Si Full Throttle s'apparente à un point-&-click somme toute classique dans lequel il faudra résoudre des énigmes en utilisant/combinant/poussant/frappant divers objets (ou personnages), il est surtout l'un des plus subtil d'un point de vue de la réalisation. Offrant une telle ambiance visuelle et sonore qu'il fera indubitablement mouche chez l'amateur de Point-&-Click un tant soit peu biker dans l'âme ! Ses traits d'humour galvanisés au second degré savent aussi se faire beaucoup plus sérieux lorsque le sujet le nécessite. Les énigmes sont moins farfelues que dans un Monkey Island ou Day of the Tentacles, mais nous sommes toujours clairement ici en présence d'une production LucasArts de la belle époque, gage notable de qualité.

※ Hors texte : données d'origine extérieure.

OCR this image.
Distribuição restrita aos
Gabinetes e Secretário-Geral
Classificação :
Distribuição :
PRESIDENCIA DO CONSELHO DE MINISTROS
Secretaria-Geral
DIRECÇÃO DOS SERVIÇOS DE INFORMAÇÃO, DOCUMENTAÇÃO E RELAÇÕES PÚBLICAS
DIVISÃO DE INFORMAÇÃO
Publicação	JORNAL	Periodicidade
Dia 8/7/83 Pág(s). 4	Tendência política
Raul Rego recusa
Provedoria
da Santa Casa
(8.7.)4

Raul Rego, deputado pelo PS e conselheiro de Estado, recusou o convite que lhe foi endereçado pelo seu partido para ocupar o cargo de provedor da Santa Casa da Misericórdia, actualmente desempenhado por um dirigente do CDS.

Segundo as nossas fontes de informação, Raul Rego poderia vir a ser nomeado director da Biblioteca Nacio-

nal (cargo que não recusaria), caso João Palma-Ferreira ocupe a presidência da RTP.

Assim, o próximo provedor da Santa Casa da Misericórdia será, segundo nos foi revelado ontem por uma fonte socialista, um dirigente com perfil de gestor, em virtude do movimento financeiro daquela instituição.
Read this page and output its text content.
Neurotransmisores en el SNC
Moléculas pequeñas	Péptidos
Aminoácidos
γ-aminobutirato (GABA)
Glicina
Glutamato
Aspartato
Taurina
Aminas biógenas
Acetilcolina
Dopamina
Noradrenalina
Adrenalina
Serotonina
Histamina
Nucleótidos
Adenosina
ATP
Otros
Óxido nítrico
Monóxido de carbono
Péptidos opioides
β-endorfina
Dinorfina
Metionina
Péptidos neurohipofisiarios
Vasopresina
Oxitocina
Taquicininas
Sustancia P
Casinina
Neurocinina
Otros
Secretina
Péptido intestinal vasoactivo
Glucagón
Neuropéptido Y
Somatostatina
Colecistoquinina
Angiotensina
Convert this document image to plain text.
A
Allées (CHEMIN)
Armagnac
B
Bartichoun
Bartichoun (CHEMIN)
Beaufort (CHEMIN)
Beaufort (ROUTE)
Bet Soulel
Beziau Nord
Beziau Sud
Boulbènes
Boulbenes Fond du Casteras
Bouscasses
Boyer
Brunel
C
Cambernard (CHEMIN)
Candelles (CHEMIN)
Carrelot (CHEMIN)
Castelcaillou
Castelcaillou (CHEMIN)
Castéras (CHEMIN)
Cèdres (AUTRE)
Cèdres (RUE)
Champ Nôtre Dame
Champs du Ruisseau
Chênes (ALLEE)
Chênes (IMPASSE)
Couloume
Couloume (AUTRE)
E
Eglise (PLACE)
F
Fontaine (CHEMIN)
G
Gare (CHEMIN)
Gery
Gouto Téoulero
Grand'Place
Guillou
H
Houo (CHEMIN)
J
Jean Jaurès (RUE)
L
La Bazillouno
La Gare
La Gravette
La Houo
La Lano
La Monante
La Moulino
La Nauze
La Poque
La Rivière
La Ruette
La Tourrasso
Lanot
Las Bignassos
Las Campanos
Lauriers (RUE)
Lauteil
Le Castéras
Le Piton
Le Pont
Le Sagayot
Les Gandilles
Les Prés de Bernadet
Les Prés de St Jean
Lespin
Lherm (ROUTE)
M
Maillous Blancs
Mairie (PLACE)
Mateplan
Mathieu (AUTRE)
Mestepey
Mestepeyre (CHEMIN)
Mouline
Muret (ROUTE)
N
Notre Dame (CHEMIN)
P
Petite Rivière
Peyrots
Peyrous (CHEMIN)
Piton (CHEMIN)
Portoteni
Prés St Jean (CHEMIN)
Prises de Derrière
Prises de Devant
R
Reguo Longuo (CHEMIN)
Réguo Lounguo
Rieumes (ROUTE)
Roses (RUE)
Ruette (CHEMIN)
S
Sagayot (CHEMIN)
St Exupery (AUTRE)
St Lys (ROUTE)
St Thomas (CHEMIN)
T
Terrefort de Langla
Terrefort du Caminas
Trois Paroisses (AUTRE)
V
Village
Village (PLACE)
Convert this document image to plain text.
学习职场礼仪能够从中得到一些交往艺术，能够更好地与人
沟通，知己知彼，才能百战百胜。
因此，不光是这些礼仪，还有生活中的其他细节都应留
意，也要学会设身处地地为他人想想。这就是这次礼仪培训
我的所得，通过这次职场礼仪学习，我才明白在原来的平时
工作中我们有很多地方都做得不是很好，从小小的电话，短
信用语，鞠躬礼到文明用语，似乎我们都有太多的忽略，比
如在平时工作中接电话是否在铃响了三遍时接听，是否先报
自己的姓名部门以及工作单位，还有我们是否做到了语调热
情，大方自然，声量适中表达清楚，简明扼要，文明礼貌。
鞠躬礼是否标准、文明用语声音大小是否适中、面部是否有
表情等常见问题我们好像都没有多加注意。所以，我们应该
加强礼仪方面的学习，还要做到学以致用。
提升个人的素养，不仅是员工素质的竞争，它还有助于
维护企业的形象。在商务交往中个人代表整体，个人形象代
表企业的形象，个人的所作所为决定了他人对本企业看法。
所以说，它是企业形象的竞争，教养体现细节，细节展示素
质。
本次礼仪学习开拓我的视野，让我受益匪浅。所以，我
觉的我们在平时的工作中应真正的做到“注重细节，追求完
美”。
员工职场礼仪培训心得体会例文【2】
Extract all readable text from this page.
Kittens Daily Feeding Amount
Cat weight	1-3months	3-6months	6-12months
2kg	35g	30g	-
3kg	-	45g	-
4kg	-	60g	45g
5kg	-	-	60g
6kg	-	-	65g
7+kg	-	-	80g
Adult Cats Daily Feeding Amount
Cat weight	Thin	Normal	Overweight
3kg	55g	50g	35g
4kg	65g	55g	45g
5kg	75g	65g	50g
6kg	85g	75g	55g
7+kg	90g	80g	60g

Nous aurons un véritable plaisir à suivre les pérégrinations de Ben, qui va devoir remonter sur la trace de son gang et se retrouvera bien malgré lui empêtré dans un complot qui le dépasse. Je préfère ne pas aller trop en avant dans l'histoire, vous laisser ainsi entier le plaisir jubilatoire de la découverte. De toute façon les superlatifs me manquent pour définir Full Throttle, je manque clairement d'objectivité à son sujet, car il a bercé mon enfance et grandement contribué à un amour naissant pour ces engins à 2 roues flirtants avec les lois de la physique.
Une chose est sûre, après cette virée sur le bitume de la Highway 9 à tabasser des Pourraves, Caverneux et autre Charognards, la séparation avec Ben sera probablement douloureuse. Un signe qui ne trompe pas : c'est souvent l'apanage des grands jeux.